Sunday, September 27, 2009

The Problem of Suffering and the Existence of God

The Word of God is an offense. It was to Charles Darwin. He rejected the Scriptures because he couldn’t fathom how perfectly good people would have to endure eternal judgment just because they had rejected Christ. Bart Ehrman, head of the religion department at the University of North Carolina, similarly rejected the Word and God because of suffering. He balked at how a God, who is supposed to be all-powerful and all-loving, could allow the Katrinas and tsunamis.

Rejecting God because He fails to conform to our tastes or preconceptions has always been a common human response, especially among the privileged and educated. Naaman had been the “commander of the army of the king of Aram. He was a great man in the sight of his master and highly regarded, because through him the LORD had given victory to Aram. He was a valiant soldier, but he had leprosy” (2 Kings 5:1). Consequently, he swallowed his pride and journeyed to Israel to see a healer-prophet named Elisha, who gave the proud Naaman instructions to bathe in the muddy Jordan river seven times to heal him. This angered Naaman. Not only had Elisha snubbed him, but his instructions seemed ridiculous. Naaman reasoned that if he was to be healed, it should be in a clean Syrian river and not in the muddy Jordan! He now prepared to return to Syria, cursing the day he condescended to visit the prophet.

How we desire to be in control, maintain our “dignity” and live according to our own understanding, albeit limited! And how we scorn any of our needs that reveal our insufficiencies and insecurities!

Naaman’s wise servant reasoned with his master: "My father, if the prophet had told you to do some great thing, would you not have done it? How much more, then, when he tells you, 'Wash and be cleansed'" (2 Kings 5:13)!
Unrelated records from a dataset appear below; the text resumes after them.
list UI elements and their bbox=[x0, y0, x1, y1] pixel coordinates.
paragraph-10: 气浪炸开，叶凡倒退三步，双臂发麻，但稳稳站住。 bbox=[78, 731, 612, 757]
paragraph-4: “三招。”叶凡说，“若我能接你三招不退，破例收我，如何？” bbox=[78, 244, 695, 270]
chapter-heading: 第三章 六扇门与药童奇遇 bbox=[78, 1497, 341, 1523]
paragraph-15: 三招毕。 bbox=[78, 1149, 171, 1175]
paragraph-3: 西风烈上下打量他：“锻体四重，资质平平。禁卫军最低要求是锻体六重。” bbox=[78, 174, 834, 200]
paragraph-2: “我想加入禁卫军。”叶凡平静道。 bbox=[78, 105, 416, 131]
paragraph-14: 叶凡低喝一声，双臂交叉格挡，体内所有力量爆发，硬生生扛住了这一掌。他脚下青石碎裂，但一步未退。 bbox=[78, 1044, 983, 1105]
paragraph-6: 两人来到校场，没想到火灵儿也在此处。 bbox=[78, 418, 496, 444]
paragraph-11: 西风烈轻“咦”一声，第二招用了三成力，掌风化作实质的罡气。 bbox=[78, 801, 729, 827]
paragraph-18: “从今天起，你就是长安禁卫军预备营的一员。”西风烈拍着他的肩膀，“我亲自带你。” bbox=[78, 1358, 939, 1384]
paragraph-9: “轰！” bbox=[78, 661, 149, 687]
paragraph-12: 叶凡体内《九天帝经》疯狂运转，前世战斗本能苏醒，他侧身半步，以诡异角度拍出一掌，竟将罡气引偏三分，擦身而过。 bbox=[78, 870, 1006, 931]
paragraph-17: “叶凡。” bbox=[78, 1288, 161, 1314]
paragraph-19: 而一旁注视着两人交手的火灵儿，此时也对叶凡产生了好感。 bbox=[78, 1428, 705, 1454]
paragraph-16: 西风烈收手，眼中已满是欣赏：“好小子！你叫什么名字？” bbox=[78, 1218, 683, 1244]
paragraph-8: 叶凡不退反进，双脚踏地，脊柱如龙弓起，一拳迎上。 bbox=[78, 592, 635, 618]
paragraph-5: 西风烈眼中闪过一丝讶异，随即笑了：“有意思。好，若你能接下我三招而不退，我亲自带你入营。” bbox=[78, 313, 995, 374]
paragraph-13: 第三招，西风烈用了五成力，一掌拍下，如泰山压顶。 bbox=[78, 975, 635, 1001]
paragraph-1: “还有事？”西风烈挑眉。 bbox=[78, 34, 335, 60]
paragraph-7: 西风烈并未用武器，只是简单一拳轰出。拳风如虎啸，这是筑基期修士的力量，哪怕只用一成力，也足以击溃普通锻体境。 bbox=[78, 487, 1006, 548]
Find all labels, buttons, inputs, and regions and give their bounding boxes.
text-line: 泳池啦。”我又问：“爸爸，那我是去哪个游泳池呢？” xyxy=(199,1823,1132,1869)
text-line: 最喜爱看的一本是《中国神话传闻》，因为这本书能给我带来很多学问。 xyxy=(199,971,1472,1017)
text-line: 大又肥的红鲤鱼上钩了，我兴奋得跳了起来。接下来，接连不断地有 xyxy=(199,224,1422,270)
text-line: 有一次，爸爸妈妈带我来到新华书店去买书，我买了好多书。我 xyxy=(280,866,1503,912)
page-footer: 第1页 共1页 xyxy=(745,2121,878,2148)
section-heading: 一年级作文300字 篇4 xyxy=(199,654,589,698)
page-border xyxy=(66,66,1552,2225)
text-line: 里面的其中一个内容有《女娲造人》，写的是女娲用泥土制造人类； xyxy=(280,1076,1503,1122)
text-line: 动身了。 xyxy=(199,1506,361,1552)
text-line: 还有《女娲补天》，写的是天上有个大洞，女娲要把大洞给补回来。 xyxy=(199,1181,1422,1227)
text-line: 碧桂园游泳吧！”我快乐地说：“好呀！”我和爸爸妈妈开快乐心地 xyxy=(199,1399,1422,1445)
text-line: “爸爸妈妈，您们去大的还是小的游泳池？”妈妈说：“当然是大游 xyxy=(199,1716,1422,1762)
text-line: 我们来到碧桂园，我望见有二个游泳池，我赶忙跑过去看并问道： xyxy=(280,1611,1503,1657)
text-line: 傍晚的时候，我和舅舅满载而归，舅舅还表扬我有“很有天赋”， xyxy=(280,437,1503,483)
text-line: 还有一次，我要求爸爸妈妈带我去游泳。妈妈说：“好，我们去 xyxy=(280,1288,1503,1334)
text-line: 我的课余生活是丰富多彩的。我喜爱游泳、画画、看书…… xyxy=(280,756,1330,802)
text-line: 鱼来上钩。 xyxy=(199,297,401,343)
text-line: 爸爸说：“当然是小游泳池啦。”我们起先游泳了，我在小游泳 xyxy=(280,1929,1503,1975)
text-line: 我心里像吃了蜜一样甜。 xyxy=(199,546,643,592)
These words of wisdom convinced Naaman to take the plunge and receive the healing for which he had come. How were the words of the servant so wise? They reflect the fact that we have needs that we cannot meet and powers that we lack. They also suggest that laying aside our “dignity” in the face of our predicaments might be the most appropriate response, instead of stubbornly clutching to our own ways and understandings.

In conclusion, we are all Naamans! We all face dying, death and many other painful limitations and infirmities. It is the height of arrogance to face down the forces pitted against us with the defiant assertion that “I’m the captain of my own ship, and I can navigate it just fine, thank you!” Indeed, we might be the captain, but ours is a ship that won’t stay afloat for long if we cling to self-trust and narrow judgments.

Scripture never asks us to park our mind by the door, but it does require that we become fittingly humble about our limited mental powers (1 Corinthians 8:2). In the midst of his inexplicable suffering, Job began to think that he had a great enough grasp of his situation to bring accusations against God. In the end, God didn’t show Job that he shouldn’t try to make sense out of his painful situation, but that he had to temper his indictments by the fact that he understood so little about God’s glorious creation and His sometimes inscrutable ways. God did this by asking Job a series of provocative questions, none of which Job could answer.

Darwin is long dead, but many Darwins still live. I think we can do them a great service by “modernizing” God’s questions:

1. Can you understand how everything came out of nothing?
2. Can you account for the origins of life, or even how just one of its many cellular machines came into being?
3. Can you account for the origin of the physical laws of nature or what maintains them, or why these laws act uniformly throughout the universe?
4. Can you count the stars or see to the end of the universe?
5. Can you even define life or light?
6. Do you understand the sub-atomic particles that comprise this material world? Can you predict their movements?

If we can’t answer these very basic questions, how can we condemn both God and Scripture for not agreeing with our assessments? Indeed, we can judge God, but it might bring down on us heaven’s laughter.